FROM PROCEEDINGS OF THE NATIONAL ACADEMY OF SCIENCES

Patients with lung cancer who underwent surgery to remove solid tumors and who were treated with atrial natriuretic peptide (ANP) had significantly lower cancer recurrence than did untreated patients, according to a report published in the Proceedings of the National Academy of Sciences.

Investigators retrospectively evaluated patients with lung cancer who underwent surgical removal of tumors; 77 patients received perioperative treatment with ANP and 390 patients did not receive ANP treatment.

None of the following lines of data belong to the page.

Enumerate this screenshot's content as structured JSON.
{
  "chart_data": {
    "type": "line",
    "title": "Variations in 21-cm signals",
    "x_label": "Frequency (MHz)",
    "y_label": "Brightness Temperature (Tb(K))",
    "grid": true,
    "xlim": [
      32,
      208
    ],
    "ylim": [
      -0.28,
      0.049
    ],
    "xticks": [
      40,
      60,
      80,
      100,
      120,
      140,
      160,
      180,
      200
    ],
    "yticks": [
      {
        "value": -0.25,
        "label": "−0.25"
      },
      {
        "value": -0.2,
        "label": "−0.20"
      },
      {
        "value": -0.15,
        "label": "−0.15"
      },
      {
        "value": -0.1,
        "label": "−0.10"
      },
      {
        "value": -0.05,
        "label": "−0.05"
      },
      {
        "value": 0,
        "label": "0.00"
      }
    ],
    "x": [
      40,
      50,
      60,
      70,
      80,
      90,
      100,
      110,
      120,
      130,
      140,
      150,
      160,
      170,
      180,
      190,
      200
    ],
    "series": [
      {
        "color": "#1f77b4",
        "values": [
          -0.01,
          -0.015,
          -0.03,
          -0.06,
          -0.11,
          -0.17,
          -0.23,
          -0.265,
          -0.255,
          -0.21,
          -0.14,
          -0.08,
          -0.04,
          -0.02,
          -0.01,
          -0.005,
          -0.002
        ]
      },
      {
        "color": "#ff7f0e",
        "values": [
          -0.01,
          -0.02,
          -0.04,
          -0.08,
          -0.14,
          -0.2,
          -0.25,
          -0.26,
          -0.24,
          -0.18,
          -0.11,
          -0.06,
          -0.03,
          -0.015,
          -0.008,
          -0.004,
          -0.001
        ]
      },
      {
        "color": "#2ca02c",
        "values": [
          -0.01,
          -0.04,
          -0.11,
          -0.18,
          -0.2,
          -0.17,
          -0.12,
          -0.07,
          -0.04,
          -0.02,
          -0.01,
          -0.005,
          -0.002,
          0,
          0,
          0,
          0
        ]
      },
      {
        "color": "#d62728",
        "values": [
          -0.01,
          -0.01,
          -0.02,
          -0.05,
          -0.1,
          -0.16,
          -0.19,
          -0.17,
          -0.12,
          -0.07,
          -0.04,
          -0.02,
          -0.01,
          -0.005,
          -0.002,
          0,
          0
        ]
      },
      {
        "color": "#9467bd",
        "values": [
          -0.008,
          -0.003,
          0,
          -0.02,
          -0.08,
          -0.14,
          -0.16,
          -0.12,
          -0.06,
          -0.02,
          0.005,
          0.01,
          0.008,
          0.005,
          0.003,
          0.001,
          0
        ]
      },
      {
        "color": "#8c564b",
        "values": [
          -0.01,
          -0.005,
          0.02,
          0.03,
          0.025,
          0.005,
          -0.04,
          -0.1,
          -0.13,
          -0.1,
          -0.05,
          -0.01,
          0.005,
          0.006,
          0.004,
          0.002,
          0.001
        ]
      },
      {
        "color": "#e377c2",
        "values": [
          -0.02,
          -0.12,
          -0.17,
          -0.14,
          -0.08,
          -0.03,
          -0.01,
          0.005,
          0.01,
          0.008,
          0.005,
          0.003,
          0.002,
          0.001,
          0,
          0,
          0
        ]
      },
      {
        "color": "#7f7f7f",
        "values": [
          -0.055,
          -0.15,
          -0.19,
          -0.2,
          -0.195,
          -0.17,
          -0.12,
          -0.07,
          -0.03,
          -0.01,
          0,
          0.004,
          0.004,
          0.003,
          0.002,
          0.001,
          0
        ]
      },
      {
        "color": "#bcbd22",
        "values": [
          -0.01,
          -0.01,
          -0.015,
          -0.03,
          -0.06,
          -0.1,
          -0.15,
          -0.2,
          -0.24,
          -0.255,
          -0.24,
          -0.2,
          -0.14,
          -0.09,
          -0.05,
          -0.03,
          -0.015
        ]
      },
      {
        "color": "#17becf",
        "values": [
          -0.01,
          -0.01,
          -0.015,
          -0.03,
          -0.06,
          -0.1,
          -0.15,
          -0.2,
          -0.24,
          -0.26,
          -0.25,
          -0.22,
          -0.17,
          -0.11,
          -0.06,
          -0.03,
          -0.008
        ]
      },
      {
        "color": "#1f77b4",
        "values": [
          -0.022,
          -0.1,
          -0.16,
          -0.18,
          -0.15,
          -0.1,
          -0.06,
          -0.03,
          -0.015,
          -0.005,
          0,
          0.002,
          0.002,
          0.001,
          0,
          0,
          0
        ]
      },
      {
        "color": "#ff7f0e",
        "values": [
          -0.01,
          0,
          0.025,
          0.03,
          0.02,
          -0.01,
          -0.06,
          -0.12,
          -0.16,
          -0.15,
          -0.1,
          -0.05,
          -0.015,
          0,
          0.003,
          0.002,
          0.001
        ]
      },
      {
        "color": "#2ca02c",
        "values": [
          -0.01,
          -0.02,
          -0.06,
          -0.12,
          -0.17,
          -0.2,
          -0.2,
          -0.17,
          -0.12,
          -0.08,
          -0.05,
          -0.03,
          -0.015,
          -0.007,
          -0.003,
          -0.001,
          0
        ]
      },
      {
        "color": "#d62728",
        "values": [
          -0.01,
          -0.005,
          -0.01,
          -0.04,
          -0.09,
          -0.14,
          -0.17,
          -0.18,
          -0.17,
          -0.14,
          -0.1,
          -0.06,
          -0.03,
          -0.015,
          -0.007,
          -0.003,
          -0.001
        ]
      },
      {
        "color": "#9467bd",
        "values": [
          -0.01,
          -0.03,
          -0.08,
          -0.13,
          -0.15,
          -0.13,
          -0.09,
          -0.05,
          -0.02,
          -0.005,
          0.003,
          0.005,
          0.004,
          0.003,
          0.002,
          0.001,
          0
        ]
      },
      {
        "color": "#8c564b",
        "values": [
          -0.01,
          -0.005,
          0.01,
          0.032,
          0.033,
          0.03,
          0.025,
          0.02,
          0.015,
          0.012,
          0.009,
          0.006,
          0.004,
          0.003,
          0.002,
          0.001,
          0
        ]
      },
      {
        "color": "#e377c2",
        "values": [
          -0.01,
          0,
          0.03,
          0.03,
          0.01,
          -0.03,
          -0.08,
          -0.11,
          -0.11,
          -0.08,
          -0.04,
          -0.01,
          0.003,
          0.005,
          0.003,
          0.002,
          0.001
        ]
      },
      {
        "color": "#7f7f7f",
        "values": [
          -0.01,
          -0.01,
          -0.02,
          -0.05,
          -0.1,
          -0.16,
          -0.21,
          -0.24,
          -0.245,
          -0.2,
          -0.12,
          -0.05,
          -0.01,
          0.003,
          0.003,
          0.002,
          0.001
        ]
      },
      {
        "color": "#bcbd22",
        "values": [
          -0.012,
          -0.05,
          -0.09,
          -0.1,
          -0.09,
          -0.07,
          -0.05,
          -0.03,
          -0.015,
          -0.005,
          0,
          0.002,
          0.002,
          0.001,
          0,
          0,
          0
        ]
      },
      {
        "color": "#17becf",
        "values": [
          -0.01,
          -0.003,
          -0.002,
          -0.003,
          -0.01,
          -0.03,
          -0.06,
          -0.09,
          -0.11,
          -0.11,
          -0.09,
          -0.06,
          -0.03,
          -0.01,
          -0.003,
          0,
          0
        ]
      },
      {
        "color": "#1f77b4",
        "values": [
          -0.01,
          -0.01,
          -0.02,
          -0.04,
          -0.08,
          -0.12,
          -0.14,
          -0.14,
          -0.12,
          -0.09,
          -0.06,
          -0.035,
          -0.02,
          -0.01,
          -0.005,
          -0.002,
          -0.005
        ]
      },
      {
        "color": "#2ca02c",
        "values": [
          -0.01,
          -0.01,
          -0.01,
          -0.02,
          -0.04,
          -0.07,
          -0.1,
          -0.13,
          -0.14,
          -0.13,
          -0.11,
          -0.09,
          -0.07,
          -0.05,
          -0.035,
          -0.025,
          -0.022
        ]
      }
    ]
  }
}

ANP-treated patients had significantly greater 2-year relapse-free survival (RFS) after surgery than did those who did not receive ANP (91% vs. 75%, P = .018). Analysis of propensity-matched patients also showed significantly greater 2-year RFS in the ANP group (91% vs. 67%, P = .0013), reported Dr. Takashi Nojiri of Osaka (Japan) University Graduate School of Medicine, and his associates.

“We demonstrated that cancer recurrence after curative surgery was significantly lower in ANP-treated patients than in control patients, suggesting that ANP could potentially be used to prevent cancer recurrence after surgery,” wrote Dr. Nojiri and colleagues (Proc. Natl. Acad. Sci. USA 2015 March 16 [doi:10.1073/pnas.1417273112]).

Atrial natriuretic peptide is a vasodilating hormone from the human heart and acts as a diuretic; previous studies have shown that administration during the perioperative period reduces inflammatory responses and has a prophylactic effect on postoperative cardiopulmonary complications in lung cancer surgery.